The pandemic may have brought many businesses to their knees, but for the tech sector, it was a boon. It accelerated changes to the way we use technology in our work and personal lives, and this, plus a low-interest rate environment, drove higher levels of expectations, investment, and valuations. The world’s biggest tech companies even enjoyed combined revenues in excess of $1.4tn in 2021.
But it wasn’t to last. When it became clear that increased adoption of tech tools was partly just demand pulled forward by the pandemic rather than an overall structural shift, long-term expectations for interest rates corrected (to name two potential causes) purse strings tightened and valuations started to fall.
Now that post-pandemic reality is setting in, the bubble has burst. The tech-dominated Nasdaq Composite Index just recorded its worst first half of any year, ever. One venture capitalist Tomasz Tungus has estimated tech startups should prepare for a 21 per cent slowdown this year. There will be more lay-offs, investors will get burned, and good businesses will fail – particularly those that were scaling rapidly and deploying significant capital to maximise revenue growth with the expectation (reasonable at the time) that more would be available.

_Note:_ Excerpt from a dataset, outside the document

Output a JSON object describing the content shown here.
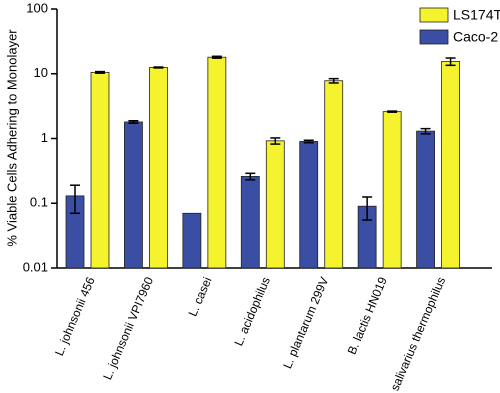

But as painful as this downturn will be, it does at least present us, as an industry, with an opportunity to return to good sense. The supply side pressures of significant investor cash plus historically high valuations created market conditions that allowed for sloppiness and complacency.
A correction gives us the chance to refocus on the fundamentals of building profitable, sustainable businesses. The dot com bust of the early 2000s is an instructive comparison; it delivered a painful shakeout and reset that laid the foundations for the surging growth in tech that followed.
Corrections also create opportunities for agile innovators who can find new ways to add value to the ecosystem in the face of budget cuts, stagnating software subscriptions, and dwindling profits. Vendors that can help drive up revenues, reduce costs, or eliminate risk will have a great value proposition in this environment. Tech companies that can support the broader pandemic recovery will also do well, for example, those who can help deliver resilient supply chains of the future.
Overall, we’ll inevitably see a flight to quality and a resetting of expectations for investors, founders, and employees. As businesses fail, talent and capital will return to the pool with a renewed outlook, and industry participants will be more likely to do the right things for the right reasons.
We will also see more businesses embrace positive pandemic-related changes that create opportunities to build healthy, happy places to work, with a particular focus on the revolution in remote working. The benefits of this approach are already apparent. Spotify, for example, boasted a 15 per cent reduction in attrition rates against pre-pandemic levels after implementing its ‘work from anywhere’ initiative last year.
While the current situation is grim in the short term, we should be hopeful for the future. The fundamentals are still there, and software is still eating the world. There will, unfortunately, be casualties but, ultimately this is a process of rebirth and renewal that will see the tech ecosystem emerge stronger than ever.